After I left, I went on 27 interviews in three weeks. Yes, 27. It was chaotic. It was wonderful. I was working with head hunters who saw my resume and had me at an interview that afternoon, literally. The company I worked for was a household name in the industry, and my previous boss was well known. In those 27 interviews, my boss' name came up quite a bit. A few times I was told that I must be an angel for lasting fifteen months with a man who, without a doubt, treated me like shit. And he did. He really, really did. It was like a real version of The Devil Wears Prada, except I was working for a man. And yes, if you didn't already know, I worked in the fashion industry.
I went on some amazing interviews in those three weeks. I interviewed for a position at Yves Saint Laurent. I was extremely intimidated when they asked me who I was working for, but was put at ease when I saw a look of shock that I'd lasted over a year. I interviewed at quite a bit of advertising agencies, public relations firms and I actually went on a few interviews for some financial firms. I interviewed for an executive assistant position to the CEO of a major high end watch retail company (and was offered the position). But my best interview was for an executive assistant position to the lead architect who designs the Marc Jacobs stores. He told me that with my confidence, he could see me really going places. And not as an assistant, but as a owner of my own company someday. (I was also offered this position.)
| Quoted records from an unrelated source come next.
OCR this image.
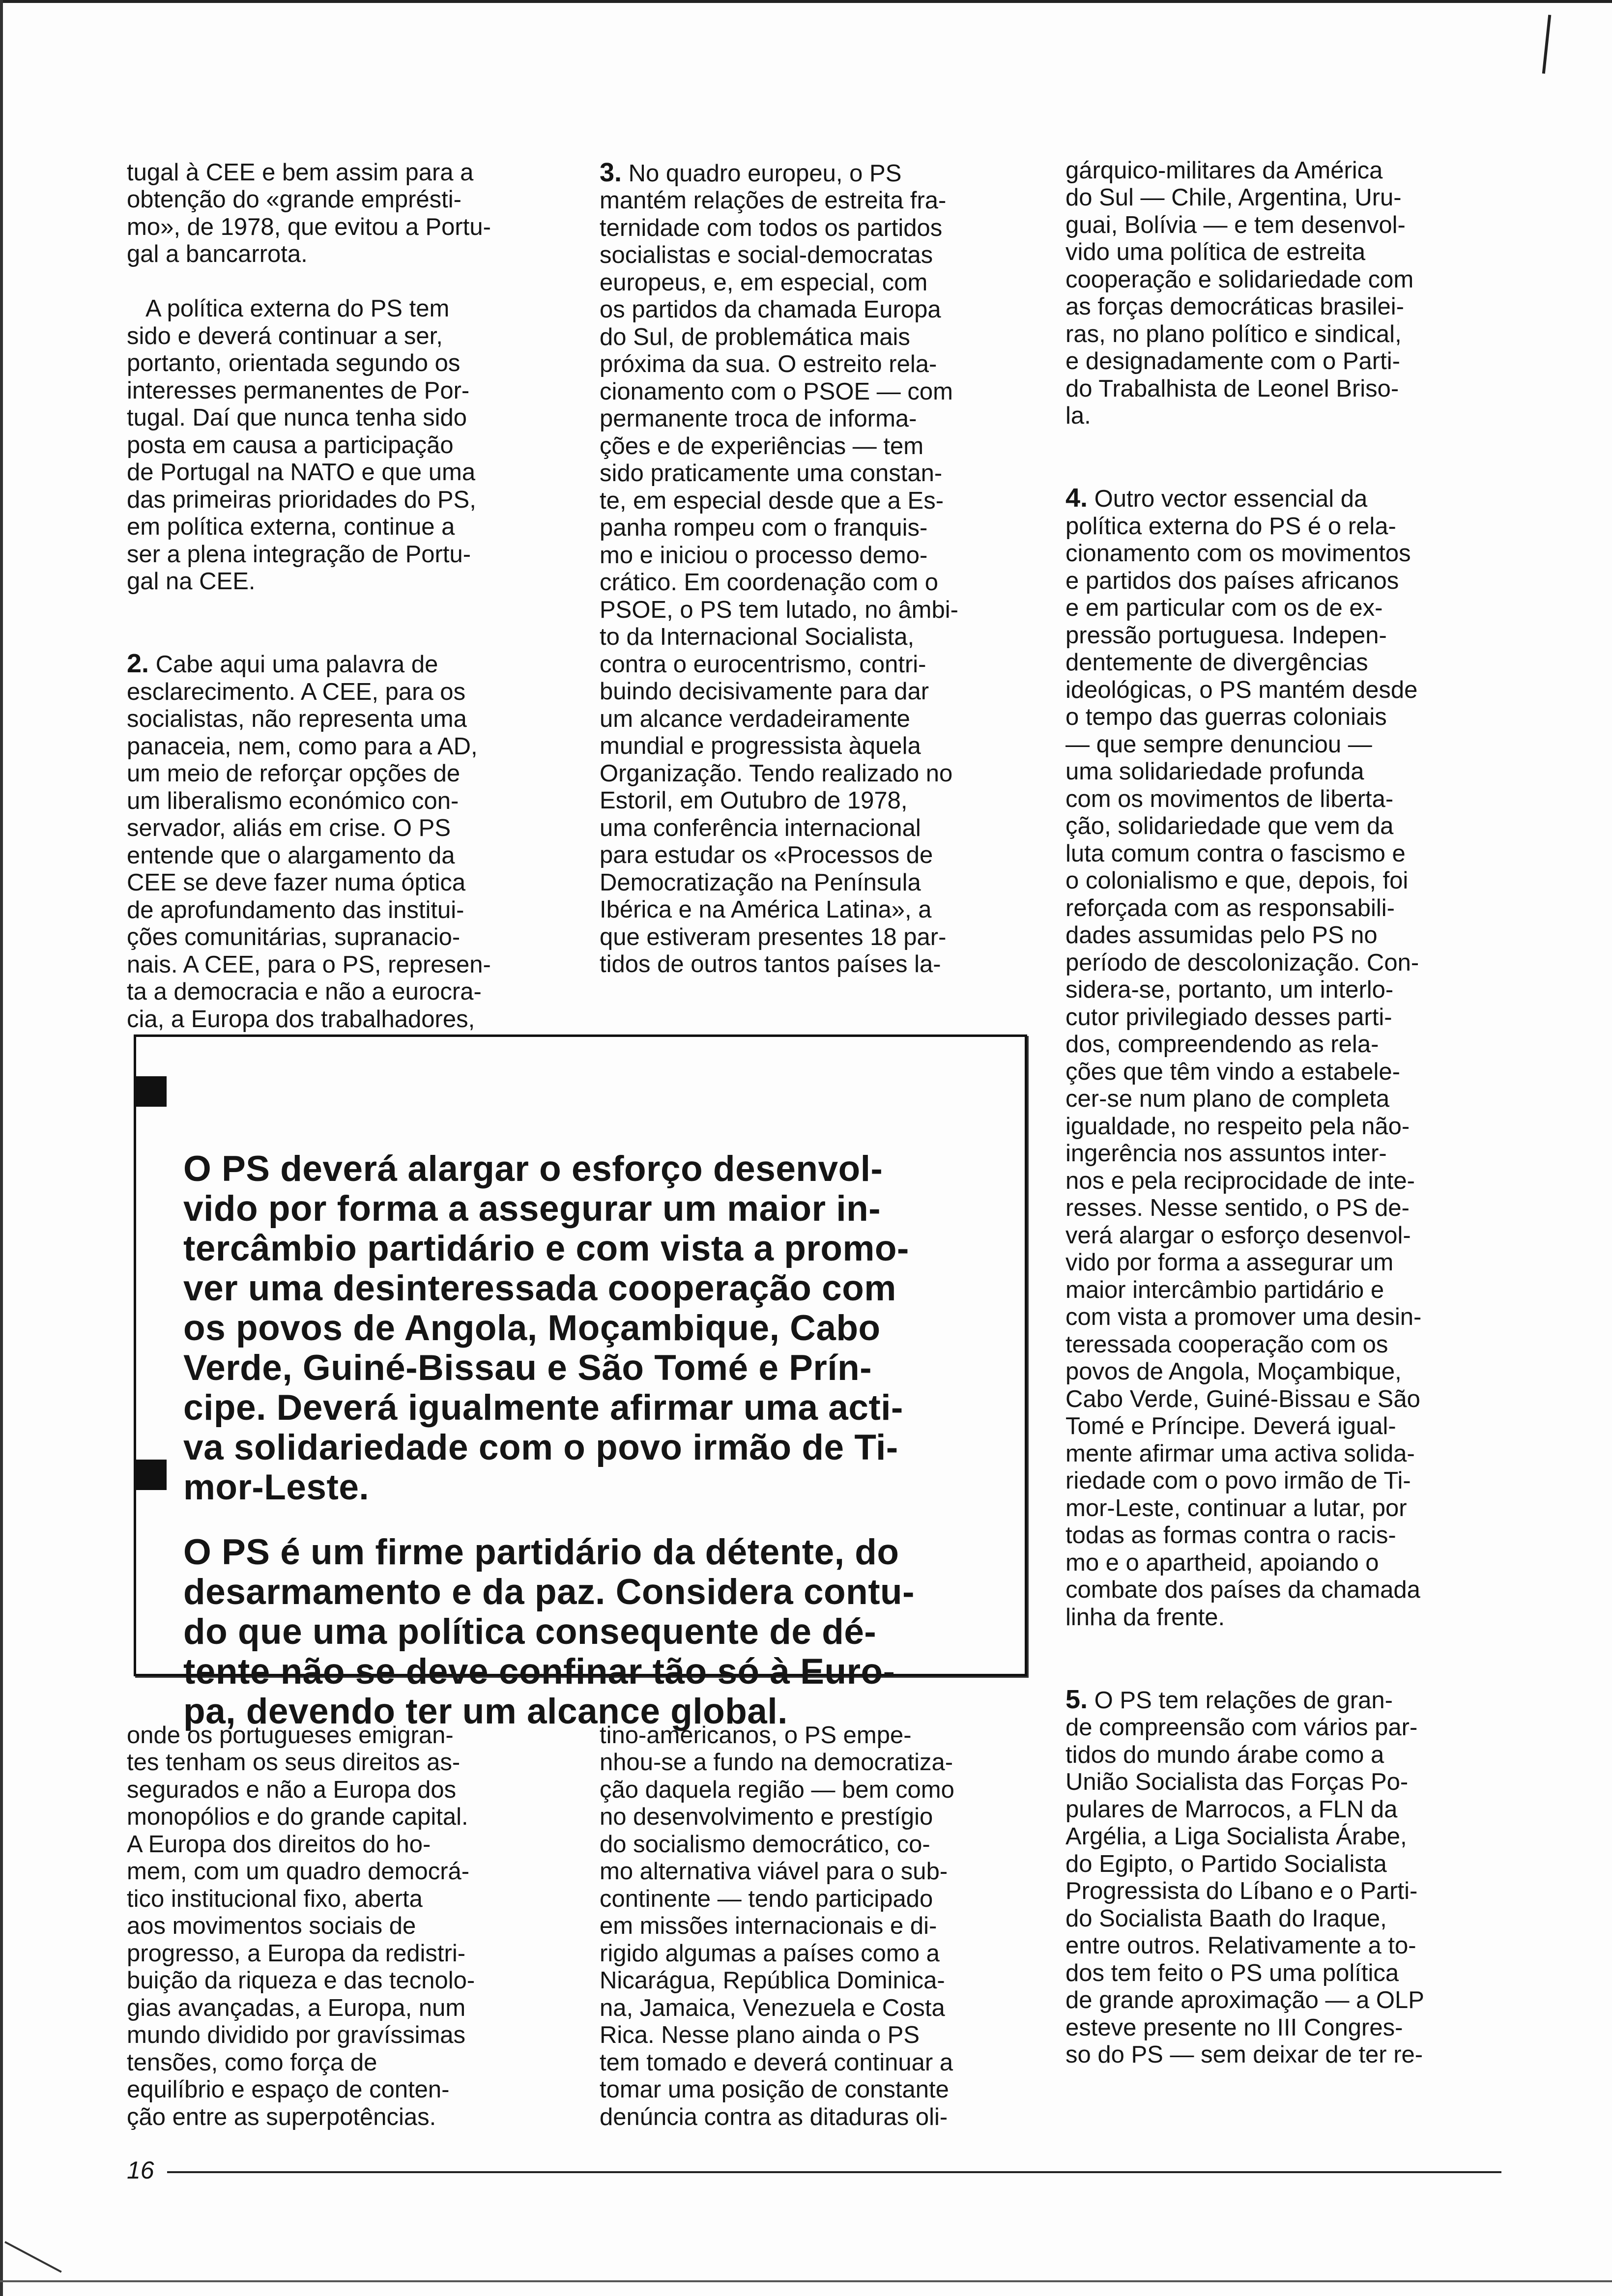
tugal à CEE e bem assim para a
obtenção do «grande emprésti-
mo», de 1978, que evitou a Portu-
gal a bancarrota.

A política externa do PS tem
sido e deverá continuar a ser,
portanto, orientada segundo os
interesses permanentes de Por-
tugal. Daí que nunca tenha sido
posta em causa a participação
de Portugal na NATO e que uma
das primeiras prioridades do PS,
em política externa, continue a
ser a plena integração de Portu-
gal na CEE.

2. Cabe aqui uma palavra de
esclarecimento. A CEE, para os
socialistas, não representa uma
panaceia, nem, como para a AD,
um meio de reforçar opções de
um liberalismo económico con-
servador, aliás em crise. O PS
entende que o alargamento da
CEE se deve fazer numa óptica
de aprofundamento das institui-
ções comunitárias, supranacio-
nais. A CEE, para o PS, represen-
ta a democracia e não a eurocra-
cia, a Europa dos trabalhadores,

3. No quadro europeu, o PS
mantém relações de estreita fra-
ternidade com todos os partidos
socialistas e social-democratas
europeus, e, em especial, com
os partidos da chamada Europa
do Sul, de problemática mais
próxima da sua. O estreito rela-
cionamento com o PSOE — com
permanente troca de informa-
ções e de experiências — tem
sido praticamente uma constan-
te, em especial desde que a Es-
panha rompeu com o franquis-
mo e iniciou o processo demo-
crático. Em coordenação com o
PSOE, o PS tem lutado, no âmbi-
to da Internacional Socialista,
contra o eurocentrismo, contri-
buindo decisivamente para dar
um alcance verdadeiramente
mundial e progressista àquela
Organização. Tendo realizado no
Estoril, em Outubro de 1978,
uma conferência internacional
para estudar os «Processos de
Democratização na Península
Ibérica e na América Latina», a
que estiveram presentes 18 par-
tidos de outros tantos países la-

gárquico-militares da América
do Sul — Chile, Argentina, Uru-
guai, Bolívia — e tem desenvol-
vido uma política de estreita
cooperação e solidariedade com
as forças democráticas brasilei-
ras, no plano político e sindical,
e designadamente com o Parti-
do Trabalhista de Leonel Briso-
la.

4. Outro vector essencial da
política externa do PS é o rela-
cionamento com os movimentos
e partidos dos países africanos
e em particular com os de ex-
pressão portuguesa. Indepen-
dentemente de divergências
ideológicas, o PS mantém desde
o tempo das guerras coloniais
— que sempre denunciou —
uma solidariedade profunda
com os movimentos de liberta-
ção, solidariedade que vem da
luta comum contra o fascismo e
o colonialismo e que, depois, foi
reforçada com as responsabili-
dades assumidas pelo PS no
período de descolonização. Con-
sidera-se, portanto, um interlo-
cutor privilegiado desses parti-
dos, compreendendo as rela-
ções que têm vindo a estabele-
cer-se num plano de completa
igualdade, no respeito pela não-
ingerência nos assuntos inter-
nos e pela reciprocidade de inte-
resses. Nesse sentido, o PS de-
verá alargar o esforço desenvol-
vido por forma a assegurar um
maior intercâmbio partidário e
com vista a promover uma desin-
teressada cooperação com os
povos de Angola, Moçambique,
Cabo Verde, Guiné-Bissau e São
Tomé e Príncipe. Deverá igual-
mente afirmar uma activa solida-
riedade com o povo irmão de Ti-
mor-Leste, continuar a lutar, por
todas as formas contra o racis-
mo e o apartheid, apoiando o
combate dos países da chamada
linha da frente.

5. O PS tem relações de gran-
de compreensão com vários par-
tidos do mundo árabe como a
União Socialista das Forças Po-
pulares de Marrocos, a FLN da
Argélia, a Liga Socialista Árabe,
do Egipto, o Partido Socialista
Progressista do Líbano e o Parti-
do Socialista Baath do Iraque,
entre outros. Relativamente a to-
dos tem feito o PS uma política
de grande aproximação — a OLP
esteve presente no III Congres-
so do PS — sem deixar de ter re-

O PS deverá alargar o esforço desenvol-
vido por forma a assegurar um maior in-
tercâmbio partidário e com vista a promo-
ver uma desinteressada cooperação com
os povos de Angola, Moçambique, Cabo
Verde, Guiné-Bissau e São Tomé e Prín-
cipe. Deverá igualmente afirmar uma acti-
va solidariedade com o povo irmão de Ti-
mor-Leste.

O PS é um firme partidário da détente, do
desarmamento e da paz. Considera contu-
do que uma política consequente de dé-
tente não se deve confinar tão só à Euro-
pa, devendo ter um alcance global.

onde os portugueses emigran-
tes tenham os seus direitos as-
segurados e não a Europa dos
monopólios e do grande capital.
A Europa dos direitos do ho-
mem, com um quadro democrá-
tico institucional fixo, aberta
aos movimentos sociais de
progresso, a Europa da redistri-
buição da riqueza e das tecnolo-
gias avançadas, a Europa, num
mundo dividido por gravíssimas
tensões, como força de
equilíbrio e espaço de conten-
ção entre as superpotências.

tino-americanos, o PS empe-
nhou-se a fundo na democratiza-
ção daquela região — bem como
no desenvolvimento e prestígio
do socialismo democrático, co-
mo alternativa viável para o sub-
continente — tendo participado
em missões internacionais e di-
rigido algumas a países como a
Nicarágua, República Dominica-
na, Jamaica, Venezuela e Costa
Rica. Nesse plano ainda o PS
tem tomado e deverá continuar a
tomar uma posição de constante
denúncia contra as ditaduras oli-

16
When you have made a career as an executive assistant, it all comes down to not only having experience in the field you're working in, but the most important thing is getting along with your boss, and he/she getting along with you. Being an assistant to someone is a very personal professional relationship. A perfect assistant for someone may not be a perfect assistant for someone else.
I turned down a few jobs making so much more money (obscenely more) than I was offered at my current job, and I look back and have no regrets (ok, so maybeeeee a little regret with the Stephan Jaklitsch position). I separated myself from the money and the glamour, and I chose a job because I knew I'd get along with my boss. The interview I had led me to believe this because as I sat there talking about my experiences and myself, I looked down at his desk and saw neon colored post-it notes on everything. I glanced at the sticky notes and saw things checked off and crossed out. I'll always wonder if "hire the perfect assistant" was on that list.
After I was offered a few positions at the same time, I sat and I thought long and hard about where I'd be happy. I knew, I REALLY knew, I'd be happy with a boss who used a lot of post-it notes.
And six years later, I realize I was right.